Cashmore argues that, while you would expect high anxiety levels in students moving away to university in their first term, the research team was surprised by a spike of anxiety levels amongst students returning from home after Christmas.

“There were some really heartfelt videos that discussed things we hadn’t really appreciated the impact of,” she explains.

“One student talked about leaving her boyfriend at home, and when it got to Christmas she was nervous because of going back to a life she’d moved on from.

“Once home, it was hard getting back into the relationship with her boyfriend. And then when she arrived back at uni­versity, it was difficult, she said, to get back into friendships there because they hadn’t been made for very long.”

Other students discussed concerns about exams which they were to sit in early January and which they did not feel ready for after the Christmas break.

A second-year Sussex student agreed; “It’s so hard to revise over the holidays and a month off is too long. It takes so long to get back up to speed, you’ve missed half the term before you’re ready to start it.”

A second Sussex MA student also agreed; “I hated coming back after the holidays to a cold house and without my family. There was this mass of work which I hadn’t done and what seemed like no time to do it in.”

While some may see these as transito­ry concerns (an individual will certainly have to deal with more in their life than a cold house and a long holiday), Cashmore considers the study can have important practical applications. The central point of the study, she argues, is to discover what prompts students to drop out of university and how best to support them so they don’t.

35,000 students in England every year drop out of their degree courses. Not only is it expensive and demoral­ising for students, it also reflects badly on the Universities they studied at. In 2007-8 the University of Sussex’s drop out figures were 2.9%, one of the lowest in the country and well below the national average. Nonetheless, it is unsurprising that HE managers are keen to find ways of helping undergraduates successfully weather the pressures of studying at University level. A study looking at the reasons students dropped out showed a third said they didn’t enjoy university life, while only 8% cited debt as an issue.

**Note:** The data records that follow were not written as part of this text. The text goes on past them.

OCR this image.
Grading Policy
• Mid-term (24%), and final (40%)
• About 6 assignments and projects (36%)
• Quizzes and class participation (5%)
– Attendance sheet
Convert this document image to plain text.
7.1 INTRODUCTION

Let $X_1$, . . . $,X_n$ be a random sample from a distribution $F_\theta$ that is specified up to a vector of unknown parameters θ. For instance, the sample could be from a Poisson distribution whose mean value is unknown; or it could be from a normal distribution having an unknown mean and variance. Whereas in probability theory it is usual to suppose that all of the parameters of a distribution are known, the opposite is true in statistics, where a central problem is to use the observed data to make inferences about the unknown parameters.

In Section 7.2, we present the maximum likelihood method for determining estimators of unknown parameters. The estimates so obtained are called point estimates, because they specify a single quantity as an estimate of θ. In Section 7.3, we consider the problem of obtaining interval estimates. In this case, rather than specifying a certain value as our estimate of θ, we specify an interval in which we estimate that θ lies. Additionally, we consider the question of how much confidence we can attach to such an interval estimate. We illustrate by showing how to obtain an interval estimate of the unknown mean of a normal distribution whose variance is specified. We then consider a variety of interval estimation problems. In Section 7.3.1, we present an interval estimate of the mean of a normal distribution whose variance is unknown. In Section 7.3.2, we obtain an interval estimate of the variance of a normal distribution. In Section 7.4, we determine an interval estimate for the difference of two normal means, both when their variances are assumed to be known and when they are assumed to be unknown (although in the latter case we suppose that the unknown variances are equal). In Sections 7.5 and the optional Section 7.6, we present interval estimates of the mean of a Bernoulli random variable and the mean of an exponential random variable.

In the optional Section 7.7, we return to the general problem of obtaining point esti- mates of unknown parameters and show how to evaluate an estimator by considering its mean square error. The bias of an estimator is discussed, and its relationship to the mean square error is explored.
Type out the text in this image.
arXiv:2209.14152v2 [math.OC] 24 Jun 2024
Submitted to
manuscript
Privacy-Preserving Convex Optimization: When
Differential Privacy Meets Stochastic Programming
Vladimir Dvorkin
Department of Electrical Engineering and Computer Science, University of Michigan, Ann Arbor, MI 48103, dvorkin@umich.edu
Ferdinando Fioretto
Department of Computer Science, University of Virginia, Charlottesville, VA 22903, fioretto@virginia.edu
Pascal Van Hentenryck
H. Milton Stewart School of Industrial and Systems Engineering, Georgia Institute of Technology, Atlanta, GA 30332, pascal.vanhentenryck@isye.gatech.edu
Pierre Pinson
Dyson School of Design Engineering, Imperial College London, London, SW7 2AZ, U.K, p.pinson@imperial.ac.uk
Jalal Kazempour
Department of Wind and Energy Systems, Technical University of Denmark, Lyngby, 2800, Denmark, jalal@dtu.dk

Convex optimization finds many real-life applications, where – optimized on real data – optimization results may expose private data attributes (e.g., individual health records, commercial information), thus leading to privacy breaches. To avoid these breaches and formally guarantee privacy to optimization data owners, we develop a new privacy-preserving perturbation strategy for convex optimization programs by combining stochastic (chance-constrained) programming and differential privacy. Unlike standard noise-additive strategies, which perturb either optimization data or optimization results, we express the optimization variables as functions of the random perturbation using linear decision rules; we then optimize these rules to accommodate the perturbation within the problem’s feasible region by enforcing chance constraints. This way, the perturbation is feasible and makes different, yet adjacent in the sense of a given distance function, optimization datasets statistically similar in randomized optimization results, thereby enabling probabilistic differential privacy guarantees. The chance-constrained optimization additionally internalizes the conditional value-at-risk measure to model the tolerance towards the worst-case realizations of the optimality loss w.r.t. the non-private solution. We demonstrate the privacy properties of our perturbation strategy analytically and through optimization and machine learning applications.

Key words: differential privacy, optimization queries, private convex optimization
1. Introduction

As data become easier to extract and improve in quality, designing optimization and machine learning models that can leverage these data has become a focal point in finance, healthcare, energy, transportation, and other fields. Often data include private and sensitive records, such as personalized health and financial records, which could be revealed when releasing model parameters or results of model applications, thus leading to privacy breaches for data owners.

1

One Sussex student said; “It will be interesting to see if our low drop out rates increase now university management want to scrap all our student support.”

Recurring themes in Cashmore’s video diaries include worries over set­tling into new accommodation, coping with new personal relationships and adapting to new styles of teaching and learning, and these do not end with the end of first year.

As a result of these findings, Leicester has committed to putting in place support for students at strategic times in their courses. These include Podcasts with advice for Freshers on how to negotiate their first University experience, how to deal with post-Christmas exam stress and what to expect with the increasing pressures of second and third years.

The university is also considering moving its first set of first-year exams so that students aren’t hit with tests while barely yet recovered from their new year hang¬over.

“When students first come to uni, there are lots of things put on to support them, such as mentoring and meeting with personal tutors, but it’s not just in October that it’s needed, it’s needed in January, too,” says Cashmore. “It’s not about mollycoddling the students – it’s about recognising the stressful elements that do occur in doing a degree.”